POUCO DINHEIRO
Abilio critica aumento do Bolsa Família e ironiza: “R$ 91 não dá para nada”
Gustavo Castro e Renato Ferreira
O prefeito de Cuiabá, Abilio Brunini (PL), criticou o reajuste de R$ 91 anunciado pelo Governo Federal para o Bolsa Família e afirmou que a medida tem viés eleitoral. O benefício mínimo passará de R$ 600 para R$ 691, enquanto o valor médio pago às famílias deverá subir de R$ 675 para R$ 777.
A declaração foi dada na noite de quinta-feira (17), no Centro de Eventos do Pantanal, em Cuiabá, durante o Encontro da Direita, realizado pelo candidato ao Senado Zé Medeiros (PL).
Para Abilio, o reajuste anunciado às vésperas das eleições demonstra uma tentativa do governo de obter vantagem política com o programa.

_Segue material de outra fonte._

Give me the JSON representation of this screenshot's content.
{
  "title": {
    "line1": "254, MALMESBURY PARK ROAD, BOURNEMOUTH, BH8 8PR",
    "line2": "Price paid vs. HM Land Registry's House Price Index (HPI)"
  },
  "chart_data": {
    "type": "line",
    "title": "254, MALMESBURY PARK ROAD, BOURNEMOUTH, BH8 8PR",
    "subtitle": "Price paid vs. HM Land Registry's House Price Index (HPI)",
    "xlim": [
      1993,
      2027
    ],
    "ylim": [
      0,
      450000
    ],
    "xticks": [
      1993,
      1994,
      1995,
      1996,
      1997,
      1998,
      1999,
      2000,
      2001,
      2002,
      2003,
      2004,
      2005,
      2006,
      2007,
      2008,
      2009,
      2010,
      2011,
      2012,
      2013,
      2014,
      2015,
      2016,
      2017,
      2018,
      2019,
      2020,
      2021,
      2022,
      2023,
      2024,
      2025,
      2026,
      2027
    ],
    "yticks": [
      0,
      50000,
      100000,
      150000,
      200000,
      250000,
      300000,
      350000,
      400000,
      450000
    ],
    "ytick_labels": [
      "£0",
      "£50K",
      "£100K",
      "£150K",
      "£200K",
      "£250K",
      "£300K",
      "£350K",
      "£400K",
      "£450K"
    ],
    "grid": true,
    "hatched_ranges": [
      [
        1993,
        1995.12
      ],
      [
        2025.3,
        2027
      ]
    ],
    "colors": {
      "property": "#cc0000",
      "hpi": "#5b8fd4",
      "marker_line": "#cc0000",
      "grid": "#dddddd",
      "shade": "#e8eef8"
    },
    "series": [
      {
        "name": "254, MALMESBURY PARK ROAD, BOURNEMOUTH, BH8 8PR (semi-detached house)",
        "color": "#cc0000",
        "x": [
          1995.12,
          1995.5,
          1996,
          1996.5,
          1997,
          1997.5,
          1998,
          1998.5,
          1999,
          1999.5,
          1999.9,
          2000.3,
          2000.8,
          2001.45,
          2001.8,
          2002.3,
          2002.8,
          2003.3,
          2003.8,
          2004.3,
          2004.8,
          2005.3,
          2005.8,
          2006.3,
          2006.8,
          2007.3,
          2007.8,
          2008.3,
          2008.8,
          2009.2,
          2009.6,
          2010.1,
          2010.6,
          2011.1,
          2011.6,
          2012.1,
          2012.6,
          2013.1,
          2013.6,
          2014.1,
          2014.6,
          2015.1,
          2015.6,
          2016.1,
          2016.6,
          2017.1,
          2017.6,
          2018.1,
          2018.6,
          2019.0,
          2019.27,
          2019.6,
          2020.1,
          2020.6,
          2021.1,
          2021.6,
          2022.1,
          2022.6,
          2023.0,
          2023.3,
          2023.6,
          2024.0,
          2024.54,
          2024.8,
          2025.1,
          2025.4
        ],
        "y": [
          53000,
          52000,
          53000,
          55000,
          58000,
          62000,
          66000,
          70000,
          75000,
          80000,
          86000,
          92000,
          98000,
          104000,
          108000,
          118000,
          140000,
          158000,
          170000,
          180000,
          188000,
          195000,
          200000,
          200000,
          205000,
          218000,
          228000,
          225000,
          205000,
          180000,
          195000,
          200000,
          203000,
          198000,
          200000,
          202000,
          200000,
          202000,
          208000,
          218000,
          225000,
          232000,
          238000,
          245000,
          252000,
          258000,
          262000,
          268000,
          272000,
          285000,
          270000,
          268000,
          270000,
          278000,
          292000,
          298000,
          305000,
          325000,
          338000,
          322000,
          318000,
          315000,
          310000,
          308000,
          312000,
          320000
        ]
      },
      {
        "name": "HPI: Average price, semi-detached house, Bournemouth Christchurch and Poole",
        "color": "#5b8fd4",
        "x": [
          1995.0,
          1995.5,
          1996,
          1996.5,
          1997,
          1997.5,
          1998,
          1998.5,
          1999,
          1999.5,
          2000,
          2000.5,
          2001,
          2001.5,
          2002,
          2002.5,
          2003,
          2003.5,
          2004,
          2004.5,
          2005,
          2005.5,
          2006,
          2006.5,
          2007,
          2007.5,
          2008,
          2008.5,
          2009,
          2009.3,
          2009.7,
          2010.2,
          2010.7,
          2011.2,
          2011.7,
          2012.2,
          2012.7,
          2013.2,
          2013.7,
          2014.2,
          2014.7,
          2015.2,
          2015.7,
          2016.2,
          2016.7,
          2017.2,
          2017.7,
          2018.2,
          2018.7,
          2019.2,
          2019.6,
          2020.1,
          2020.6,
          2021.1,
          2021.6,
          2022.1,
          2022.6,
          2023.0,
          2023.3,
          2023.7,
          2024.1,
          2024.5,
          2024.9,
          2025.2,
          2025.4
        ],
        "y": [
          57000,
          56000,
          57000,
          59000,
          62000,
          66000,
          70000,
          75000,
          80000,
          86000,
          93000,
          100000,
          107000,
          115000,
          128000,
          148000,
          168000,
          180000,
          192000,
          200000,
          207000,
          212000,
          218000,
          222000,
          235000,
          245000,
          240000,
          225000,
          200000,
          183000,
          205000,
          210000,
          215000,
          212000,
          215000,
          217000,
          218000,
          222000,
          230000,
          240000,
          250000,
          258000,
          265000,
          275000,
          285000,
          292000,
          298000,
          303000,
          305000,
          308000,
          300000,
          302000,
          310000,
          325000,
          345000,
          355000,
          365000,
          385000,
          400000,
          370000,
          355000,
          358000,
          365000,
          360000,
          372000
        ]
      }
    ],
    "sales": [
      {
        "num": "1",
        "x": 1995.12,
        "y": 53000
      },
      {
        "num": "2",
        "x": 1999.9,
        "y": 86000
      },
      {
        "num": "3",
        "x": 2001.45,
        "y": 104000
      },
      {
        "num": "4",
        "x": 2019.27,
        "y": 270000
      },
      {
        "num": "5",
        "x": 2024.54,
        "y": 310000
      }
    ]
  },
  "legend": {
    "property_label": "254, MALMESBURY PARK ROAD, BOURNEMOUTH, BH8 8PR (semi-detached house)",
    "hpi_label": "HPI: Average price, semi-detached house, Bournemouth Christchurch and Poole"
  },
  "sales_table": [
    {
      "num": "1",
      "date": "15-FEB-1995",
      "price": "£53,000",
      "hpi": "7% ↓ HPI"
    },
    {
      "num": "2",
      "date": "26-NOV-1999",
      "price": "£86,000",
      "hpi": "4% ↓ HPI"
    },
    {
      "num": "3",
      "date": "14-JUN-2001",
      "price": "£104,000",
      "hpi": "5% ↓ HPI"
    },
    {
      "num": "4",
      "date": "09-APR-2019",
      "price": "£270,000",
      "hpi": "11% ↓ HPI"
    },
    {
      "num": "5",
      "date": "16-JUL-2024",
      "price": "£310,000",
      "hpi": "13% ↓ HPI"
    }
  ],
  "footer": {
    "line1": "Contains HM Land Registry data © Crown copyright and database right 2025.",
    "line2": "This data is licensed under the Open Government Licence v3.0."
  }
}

O prefeito ainda ironizou o valor do aumento e afirmou que, se a intenção seria conquistar o eleitorado, o governo deveria ter elevado o benefício para R$ 850.
“Acho que é a questão eleitoreira, mas que pelo menos fizessem bem feito, né? O cara às vésperas da eleição aumentar R$ 91!! Isso é muito pouco. Já que vai tentar comprar o voto do eleitor com o aumento do Bolsa Família, pelo menos que aumente para R$ 850, R$ 91 não dá para comprar uma cesta básica”, alfinetou.
Abilio também questionou a atuação dos órgãos de fiscalização e afirmou que medidas semelhantes adotadas por governos de oposição poderiam receber tratamento diferente.
Além da crítica ao reajuste, o prefeito defendeu mudanças nas regras do Bolsa Família para que beneficiários possam ingressar no mercado de trabalho sem perder imediatamente o auxílio.
“Aproveita e já altera o Bolsa Família para que a pessoa que quer trabalhar não perca [o benefício]. Deixa a pessoa trabalhar e ter o Bolsa Família como auxílio de sobrevivência. E também eu até falo do BPC, que é para a pessoa com deficiência: a pessoa que vai trabalhar perde o BPC, então pelo menos mude essas regras”, defendeu.
Críticas à esquerda
Durante o discurso, Abilio também afirmou que a esquerda vem perdendo espaço político em regiões tradicionalmente associadas ao campo progressista, como o Nordeste.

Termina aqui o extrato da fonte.